2.     Mask PAN when displayed anywhere including portable digital media, backup files and in logs. (The first six and last four digits are the maximum number of digits to be displayed).

3.     Use strong cryptography and security protocols (for example, SSL/TLS, IPSEC, SSH, etc.) to safeguard sensitive cardholder data during transmission over open, public networks.

4.     Never send unprotected PANs by end-user messaging technologies (for example, e-mail, instant messaging, chat, etc.).

5.     Remove any custom application accounts, user IDs, and passwords before applications become active or are released to customers.

6.     Implement Role based security levels for user IDs and confirm that access rights for privileged user IDs are restricted to least privileges necessary to perform job responsibilities.

7.     Set passwords for first-time use and resets to a unique value for each user and change immediately after the first use.

8.     Immediately revoke access for any terminated users.

9.     Remove/disable inactive user accounts at least every 90 days.

10.  Change user passwords at least every 90 days.

11.  Require a minimum password length of at least seven characters.

12.  Use passwords containing both numeric and alphabetic characters.

13.  Do not allow an individual to submit a new password that is the same as any of the last four passwords he or she has used.

14.  Limit repeated access attempts by locking out the user ID after not more than six attempts.

15.  If a session has been idle for more than 15 minutes, require the user to re-authenticate to re-activate the terminal or session.

16.  Authenticate all access to any database containing cardholder data.
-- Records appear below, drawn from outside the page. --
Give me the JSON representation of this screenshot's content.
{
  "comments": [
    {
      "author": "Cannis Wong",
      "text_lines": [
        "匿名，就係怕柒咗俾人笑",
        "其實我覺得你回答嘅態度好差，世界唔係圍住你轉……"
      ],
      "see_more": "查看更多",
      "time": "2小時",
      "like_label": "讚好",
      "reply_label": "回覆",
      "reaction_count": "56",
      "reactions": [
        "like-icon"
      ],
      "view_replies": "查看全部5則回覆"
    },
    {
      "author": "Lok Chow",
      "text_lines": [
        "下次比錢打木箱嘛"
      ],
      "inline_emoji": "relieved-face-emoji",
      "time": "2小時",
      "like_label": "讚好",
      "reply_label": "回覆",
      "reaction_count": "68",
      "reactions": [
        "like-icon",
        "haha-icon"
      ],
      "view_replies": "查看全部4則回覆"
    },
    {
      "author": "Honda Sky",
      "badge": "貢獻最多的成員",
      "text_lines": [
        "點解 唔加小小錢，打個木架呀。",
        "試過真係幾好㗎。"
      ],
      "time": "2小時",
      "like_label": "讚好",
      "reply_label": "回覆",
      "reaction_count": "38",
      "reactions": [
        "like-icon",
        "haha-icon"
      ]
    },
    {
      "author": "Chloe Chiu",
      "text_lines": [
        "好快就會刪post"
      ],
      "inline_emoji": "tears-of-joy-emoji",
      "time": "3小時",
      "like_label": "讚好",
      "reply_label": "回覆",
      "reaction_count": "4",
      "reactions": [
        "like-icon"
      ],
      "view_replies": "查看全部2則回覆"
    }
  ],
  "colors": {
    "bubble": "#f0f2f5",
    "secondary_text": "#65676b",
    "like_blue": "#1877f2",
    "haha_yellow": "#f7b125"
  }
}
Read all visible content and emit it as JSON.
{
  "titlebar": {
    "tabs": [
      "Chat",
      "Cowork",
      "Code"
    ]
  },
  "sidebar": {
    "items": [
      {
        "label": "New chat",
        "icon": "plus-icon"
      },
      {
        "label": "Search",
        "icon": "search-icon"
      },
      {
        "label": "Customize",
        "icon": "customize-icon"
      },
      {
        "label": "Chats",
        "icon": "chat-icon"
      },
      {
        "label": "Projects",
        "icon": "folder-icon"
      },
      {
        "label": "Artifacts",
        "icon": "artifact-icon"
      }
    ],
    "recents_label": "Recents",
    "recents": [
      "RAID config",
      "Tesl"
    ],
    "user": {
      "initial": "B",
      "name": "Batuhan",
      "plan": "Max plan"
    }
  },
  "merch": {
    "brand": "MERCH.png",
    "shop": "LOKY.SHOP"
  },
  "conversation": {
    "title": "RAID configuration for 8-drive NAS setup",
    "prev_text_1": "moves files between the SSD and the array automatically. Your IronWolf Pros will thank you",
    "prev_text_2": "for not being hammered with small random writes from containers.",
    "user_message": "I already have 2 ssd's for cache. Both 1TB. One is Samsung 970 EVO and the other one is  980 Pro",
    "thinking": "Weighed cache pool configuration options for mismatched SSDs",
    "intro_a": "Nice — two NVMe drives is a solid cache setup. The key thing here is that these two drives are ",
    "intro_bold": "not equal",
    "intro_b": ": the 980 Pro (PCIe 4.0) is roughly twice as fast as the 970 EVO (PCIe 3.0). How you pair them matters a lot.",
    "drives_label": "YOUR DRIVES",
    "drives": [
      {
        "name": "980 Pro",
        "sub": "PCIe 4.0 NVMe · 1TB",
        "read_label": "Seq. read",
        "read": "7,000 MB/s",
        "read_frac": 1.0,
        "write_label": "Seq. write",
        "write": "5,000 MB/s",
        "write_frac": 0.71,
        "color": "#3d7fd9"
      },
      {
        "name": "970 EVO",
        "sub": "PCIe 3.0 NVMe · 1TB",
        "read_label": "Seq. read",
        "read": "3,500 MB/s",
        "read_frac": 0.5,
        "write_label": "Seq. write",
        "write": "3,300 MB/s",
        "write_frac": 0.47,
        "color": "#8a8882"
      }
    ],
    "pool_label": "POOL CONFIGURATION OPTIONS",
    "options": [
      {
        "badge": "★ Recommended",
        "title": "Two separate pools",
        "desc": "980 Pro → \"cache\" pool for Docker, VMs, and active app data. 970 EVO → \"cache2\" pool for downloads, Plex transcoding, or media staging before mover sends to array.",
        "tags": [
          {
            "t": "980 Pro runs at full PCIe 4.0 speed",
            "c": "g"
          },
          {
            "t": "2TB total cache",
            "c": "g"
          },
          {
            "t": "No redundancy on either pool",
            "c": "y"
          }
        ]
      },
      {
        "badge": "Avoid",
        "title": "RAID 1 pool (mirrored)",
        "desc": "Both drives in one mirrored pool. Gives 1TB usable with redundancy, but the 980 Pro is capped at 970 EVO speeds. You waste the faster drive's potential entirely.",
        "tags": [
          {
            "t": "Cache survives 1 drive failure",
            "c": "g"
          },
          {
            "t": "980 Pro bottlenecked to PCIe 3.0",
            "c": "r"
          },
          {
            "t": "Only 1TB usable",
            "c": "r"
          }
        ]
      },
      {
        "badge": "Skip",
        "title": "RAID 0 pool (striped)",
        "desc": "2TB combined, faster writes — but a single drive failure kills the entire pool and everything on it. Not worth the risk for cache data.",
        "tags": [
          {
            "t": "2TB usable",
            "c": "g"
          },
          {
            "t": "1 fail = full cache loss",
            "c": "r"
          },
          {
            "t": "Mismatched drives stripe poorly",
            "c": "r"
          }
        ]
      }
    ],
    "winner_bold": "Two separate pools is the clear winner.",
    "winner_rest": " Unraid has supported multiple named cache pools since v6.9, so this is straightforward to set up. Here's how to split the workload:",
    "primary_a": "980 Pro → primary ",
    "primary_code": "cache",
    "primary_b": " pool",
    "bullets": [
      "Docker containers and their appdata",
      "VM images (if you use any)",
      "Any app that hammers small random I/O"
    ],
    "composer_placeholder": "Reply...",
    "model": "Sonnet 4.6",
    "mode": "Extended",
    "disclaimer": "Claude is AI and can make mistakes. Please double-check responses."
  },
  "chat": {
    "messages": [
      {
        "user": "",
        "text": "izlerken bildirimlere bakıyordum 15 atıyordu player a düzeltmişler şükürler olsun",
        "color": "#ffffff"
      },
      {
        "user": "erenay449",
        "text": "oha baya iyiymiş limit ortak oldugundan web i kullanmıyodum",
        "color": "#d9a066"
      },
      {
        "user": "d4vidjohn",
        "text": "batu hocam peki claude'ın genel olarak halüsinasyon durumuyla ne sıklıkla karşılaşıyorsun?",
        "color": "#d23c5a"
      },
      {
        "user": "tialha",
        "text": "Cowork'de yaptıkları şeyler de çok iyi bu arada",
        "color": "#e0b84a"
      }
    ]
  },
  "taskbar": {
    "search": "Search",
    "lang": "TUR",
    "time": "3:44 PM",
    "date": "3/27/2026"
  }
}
This includes access by applications, administrators, and all other users.

17.  Restrict user direct access or queries to databases to database administrators.

18.  Logging requirements:
i)      All logs must be stored in database and flat file.
ii)     Data to store in log file:
·         User identification (Username and User IP Address)
·         Type of event
·         Date and time
·         Success or failure indication
·         Origination of event (URL, Server IP Address, Server Name, Request Method [get, head, post, etc.])
iii)    All state changing actions must be logged. Examples of state changing actions are transaction creation, data modification, etc.
iv)    All changes to user account access must be logged.
v)     All log in's, log outs, log in attempts must be logged.